Bronze Tongued

12:22 PM Edit This 0 Comments »
Why is it that you only think of something badass to say after someone gets in your face?! Today, my bastard neighbor confronted me in the driveway to ask if I was mad at them. You know, cuz we’re in sixth grade, evidently.

Then he proceeded to spin some bullshit story about how it wasn’t them that yelled at me, but the across the street neighbor. Right…like I can’t remember the douche that slammed a door in my face. I just wish so badly that I hadn’t dorked out and been all, "oh, hi, um hum hum hum!" And instead said something cool like:

Wow. It only took your fat ass three months to finally sac up and say something to me?

Dude, I’m blonde, not blind.

Oh, I’m not mad. I just mutilated your dogs out of neighborly love.

I’d rather get fucked up the ass with my own cat than have this conversation.

Hmm, I think I hear something. Is that…is that a dick dribbling I hear? Why yes! Yes, it is!
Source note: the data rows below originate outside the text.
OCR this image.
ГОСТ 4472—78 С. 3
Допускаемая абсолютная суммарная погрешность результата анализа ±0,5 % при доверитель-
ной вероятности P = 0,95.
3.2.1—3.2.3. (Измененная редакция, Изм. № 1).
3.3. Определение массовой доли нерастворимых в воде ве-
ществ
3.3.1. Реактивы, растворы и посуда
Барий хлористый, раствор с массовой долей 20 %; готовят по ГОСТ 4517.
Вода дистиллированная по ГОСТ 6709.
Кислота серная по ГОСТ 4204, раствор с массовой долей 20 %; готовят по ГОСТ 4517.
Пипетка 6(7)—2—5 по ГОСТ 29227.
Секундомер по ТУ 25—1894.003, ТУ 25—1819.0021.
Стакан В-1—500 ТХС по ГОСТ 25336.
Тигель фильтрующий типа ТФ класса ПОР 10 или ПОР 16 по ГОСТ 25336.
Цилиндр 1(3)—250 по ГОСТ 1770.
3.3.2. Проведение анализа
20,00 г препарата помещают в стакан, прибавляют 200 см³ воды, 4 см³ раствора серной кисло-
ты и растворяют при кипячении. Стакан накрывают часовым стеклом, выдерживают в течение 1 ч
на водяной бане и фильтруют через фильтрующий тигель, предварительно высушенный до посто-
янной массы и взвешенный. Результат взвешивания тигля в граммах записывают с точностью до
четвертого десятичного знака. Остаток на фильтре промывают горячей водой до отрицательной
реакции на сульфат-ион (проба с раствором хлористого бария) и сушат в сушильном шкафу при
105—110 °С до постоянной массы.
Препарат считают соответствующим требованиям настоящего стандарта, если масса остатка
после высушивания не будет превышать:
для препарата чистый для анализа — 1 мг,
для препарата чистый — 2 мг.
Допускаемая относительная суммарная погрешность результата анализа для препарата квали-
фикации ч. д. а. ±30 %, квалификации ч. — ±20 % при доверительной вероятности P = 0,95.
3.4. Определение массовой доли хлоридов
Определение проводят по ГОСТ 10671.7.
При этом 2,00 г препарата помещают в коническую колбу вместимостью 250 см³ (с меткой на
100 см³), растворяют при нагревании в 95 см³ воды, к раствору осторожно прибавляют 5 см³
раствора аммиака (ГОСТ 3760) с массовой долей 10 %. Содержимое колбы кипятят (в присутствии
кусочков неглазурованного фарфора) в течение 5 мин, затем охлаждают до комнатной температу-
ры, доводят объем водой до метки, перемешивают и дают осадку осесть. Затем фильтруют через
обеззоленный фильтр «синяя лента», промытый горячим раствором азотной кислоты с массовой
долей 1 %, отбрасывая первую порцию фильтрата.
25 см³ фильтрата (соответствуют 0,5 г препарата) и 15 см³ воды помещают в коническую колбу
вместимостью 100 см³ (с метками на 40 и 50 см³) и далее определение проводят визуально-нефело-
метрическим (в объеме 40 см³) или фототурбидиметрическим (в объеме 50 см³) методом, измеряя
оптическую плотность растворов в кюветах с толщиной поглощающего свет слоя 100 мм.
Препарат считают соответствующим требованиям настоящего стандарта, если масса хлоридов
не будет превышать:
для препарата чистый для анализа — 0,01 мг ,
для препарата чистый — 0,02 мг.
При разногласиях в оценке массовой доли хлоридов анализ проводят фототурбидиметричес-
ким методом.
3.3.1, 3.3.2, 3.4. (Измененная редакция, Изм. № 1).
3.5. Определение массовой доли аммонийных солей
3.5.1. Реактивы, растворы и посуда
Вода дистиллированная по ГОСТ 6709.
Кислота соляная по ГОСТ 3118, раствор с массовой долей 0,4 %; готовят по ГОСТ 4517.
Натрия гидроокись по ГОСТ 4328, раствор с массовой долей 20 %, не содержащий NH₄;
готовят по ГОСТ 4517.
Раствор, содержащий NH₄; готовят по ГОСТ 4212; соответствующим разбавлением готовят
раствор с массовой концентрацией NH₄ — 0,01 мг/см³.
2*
Hey, aren’t you that guy that made that Bowling for Columbine movie?

HELP! HELP!! *runs away*

Even if I believed the bold faced lie that it wasn’t you guys, why would I ever be cool with people that stood by and watched a man harass a couple of girls without intervening?

Have we met?

I once killed a man who looked exactly like you.

The real question here, bitch tits, is if my friend Ronald is mad at you...

Is that vagina mayonnaise I smell? You should really wash your cooch.

What wicked stuff would you bitches have said?